MASIH LAMA, WOOOI! Ray menjerit dalam hati.

"Iya, iya. Mami, sih, setuju aja. Mau dari kalangan kaya atau miskin, asal dia manis, rajin, pekerja keras, dan kalian saling mencintai, Mami enggak banyak syarat."

"Mi, barusan itu syaratnya udah panjang, lho!" Abimanyu mengulum senyum dan membelai kepala istrinya seperti mengelus anak kecil.

Ray tergelak melihat betapa mesranya kedua orang itu meski penampilan mereka berbeda kutub.

"Ya udah, aku pamit dulu." Cowok itu menjabat tangan kedua orangtuanya dengan takzim.

"Belajar yang rajin." Abhimanyu menjabat tangan putra kesayangannya erat. Masih tak percaya bahwa tiga tahun lalu, Ray nekat minta merantau ke Jakarta. Ingin serius membuat komik, katanya. Padahal, sebagai ayah, Abimanyu sudah menyediakan kantor cabang khusus untuk dimanajeri, jika Ray mau. Namun, putra tunggalnya itu memilih jalur sulit dan merintis usahanya sendiri dari bawah. Selama dua tahun, akhirnya Ray bisa membuktikan bisa membayar uang sekolahnya sendiri. Meski akhirnya Abimanyu mengganti seluruh pengeluaran sang putra, tetapi pria tinggi besar itu yakin Ray bisa berdiri sendiri. Dia memang sedih karena kehilangan penerus bisnis keluarga, tetapi itu bukan masalah. Selama putranya bahagia, itulah yang paling penting baginya.

"Jangan lupa kenalin ke Mami pacarmu nanti. Mami pengin lihat."

"Ya ampun, Mi! Nemu juga beluuum."

"Feeling Mami bilang kamu bakal langsung jatuh cinta begitu kenalan sama cewek. Mami doain."

Abhimanyu tertawa keras mendengar celoteh istrinya. "Feeling mamimu jarang salah, lho!"
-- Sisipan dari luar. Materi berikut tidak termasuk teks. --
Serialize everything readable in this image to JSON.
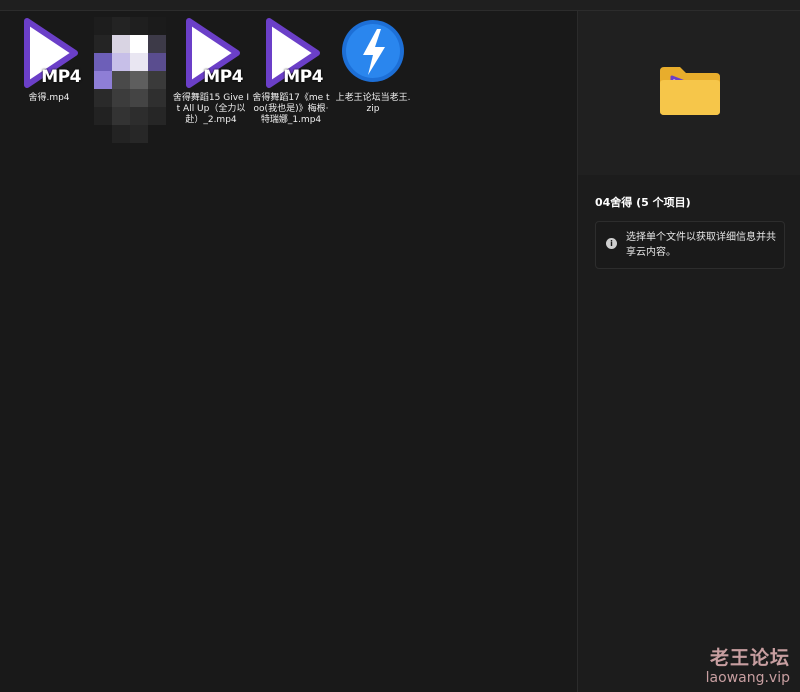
{
  "files": [
    {
      "name": "舍得.mp4",
      "type": "video",
      "badge": "MP4"
    },
    {
      "name": "",
      "type": "image-blurred"
    },
    {
      "name": "舍得舞蹈15 Give It All Up（全力以赴）_2.mp4",
      "type": "video",
      "badge": "MP4"
    },
    {
      "name": "舍得舞蹈17《me too(我也是)》梅根·特瑞娜_1.mp4",
      "type": "video",
      "badge": "MP4"
    },
    {
      "name": "上老王论坛当老王.zip",
      "type": "archive"
    }
  ],
  "details": {
    "title": "04舍得 (5 个项目)",
    "info_text": "选择单个文件以获取详细信息并共享云内容。"
  },
  "watermark": {
    "cn": "老王论坛",
    "en": "laowang.vip"
  },
  "colors": {
    "play_purple": "#6b3fc8",
    "play_white": "#ffffff",
    "zip_blue": "#1d6fd6",
    "folder_yellow": "#f6c64a"
  }
}
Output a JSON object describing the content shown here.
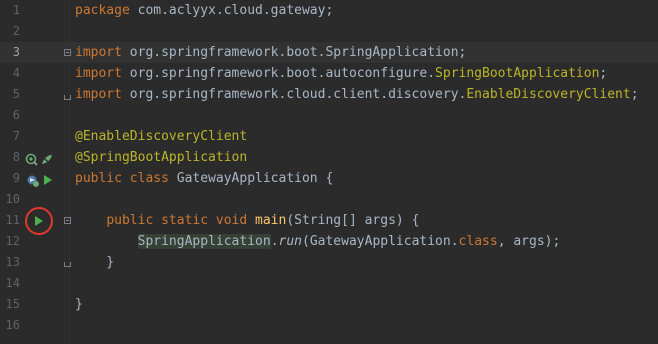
{
  "theme": {
    "background": "#2b2b2b",
    "caret_line": "#323232",
    "line_number": "#606366",
    "line_number_active": "#a4a3a3",
    "text": "#a9b7c6",
    "keyword": "#cc7832",
    "annotation": "#bbb529",
    "class_ref": "#bbb529",
    "method": "#ffc66d",
    "usage_highlight": "#344134",
    "run_green": "#4caf50",
    "highlight_red": "#e03a2c"
  },
  "lines": [
    {
      "n": "1",
      "tokens": [
        {
          "t": "package",
          "c": "kw"
        },
        {
          "t": " com.aclyyx.cloud.gateway;",
          "c": ""
        }
      ]
    },
    {
      "n": "2",
      "tokens": []
    },
    {
      "n": "3",
      "tokens": [
        {
          "t": "import",
          "c": "kw"
        },
        {
          "t": " org.springframework.boot.SpringApplication;",
          "c": ""
        }
      ]
    },
    {
      "n": "4",
      "tokens": [
        {
          "t": "import",
          "c": "kw"
        },
        {
          "t": " org.springframework.boot.autoconfigure.",
          "c": ""
        },
        {
          "t": "SpringBootApplication",
          "c": "str"
        },
        {
          "t": ";",
          "c": ""
        }
      ]
    },
    {
      "n": "5",
      "tokens": [
        {
          "t": "import",
          "c": "kw"
        },
        {
          "t": " org.springframework.cloud.client.discovery.",
          "c": ""
        },
        {
          "t": "EnableDiscoveryClient",
          "c": "str"
        },
        {
          "t": ";",
          "c": ""
        }
      ]
    },
    {
      "n": "6",
      "tokens": []
    },
    {
      "n": "7",
      "tokens": [
        {
          "t": "@EnableDiscoveryClient",
          "c": "ann"
        }
      ]
    },
    {
      "n": "8",
      "tokens": [
        {
          "t": "@SpringBootApplication",
          "c": "ann"
        }
      ]
    },
    {
      "n": "9",
      "tokens": [
        {
          "t": "public class",
          "c": "kw"
        },
        {
          "t": " GatewayApplication {",
          "c": ""
        }
      ]
    },
    {
      "n": "10",
      "tokens": []
    },
    {
      "n": "11",
      "tokens": [
        {
          "t": "    ",
          "c": ""
        },
        {
          "t": "public static void",
          "c": "kw"
        },
        {
          "t": " ",
          "c": ""
        },
        {
          "t": "main",
          "c": "meth"
        },
        {
          "t": "(String[] args) {",
          "c": ""
        }
      ]
    },
    {
      "n": "12",
      "tokens": [
        {
          "t": "        ",
          "c": ""
        },
        {
          "t": "SpringApplication",
          "c": "hl"
        },
        {
          "t": ".",
          "c": ""
        },
        {
          "t": "run",
          "c": "italic"
        },
        {
          "t": "(GatewayApplication.",
          "c": ""
        },
        {
          "t": "class",
          "c": "kw"
        },
        {
          "t": ", args);",
          "c": ""
        }
      ]
    },
    {
      "n": "13",
      "tokens": [
        {
          "t": "    }",
          "c": ""
        }
      ]
    },
    {
      "n": "14",
      "tokens": []
    },
    {
      "n": "15",
      "tokens": [
        {
          "t": "}",
          "c": ""
        }
      ]
    },
    {
      "n": "16",
      "tokens": []
    }
  ],
  "active_line": "3",
  "gutter_icons": {
    "line8": [
      "spring-bean-icon",
      "spring-beans-icon"
    ],
    "line9": [
      "spring-run-config-icon",
      "run-class-icon"
    ],
    "line11": [
      "run-main-icon"
    ]
  }
}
Mereka berdua pun tertawa.

***

Akhirnya Ray bisa menelungkupkan wajahnya ke meja dengan lega. Rasanya lelah sekali pagi-pagi sudah harus berdebat dengan orangtuanya.

Jatuh cinta, ibunya bilang?

Ray sedikit pun tidak yakin.

Ketika dia mendengar langkah kaki mendekati meja, kantuknya masih terlalu berat untuk membuatnya sekadar membuka mata dan melihat siapa yang datang. Dia hanya ingin beristirahat sejenak. Karena, ketika dia terbangun, mungkin saja takdir akan mempertemukannya dengan kisah baru penuh warna.[]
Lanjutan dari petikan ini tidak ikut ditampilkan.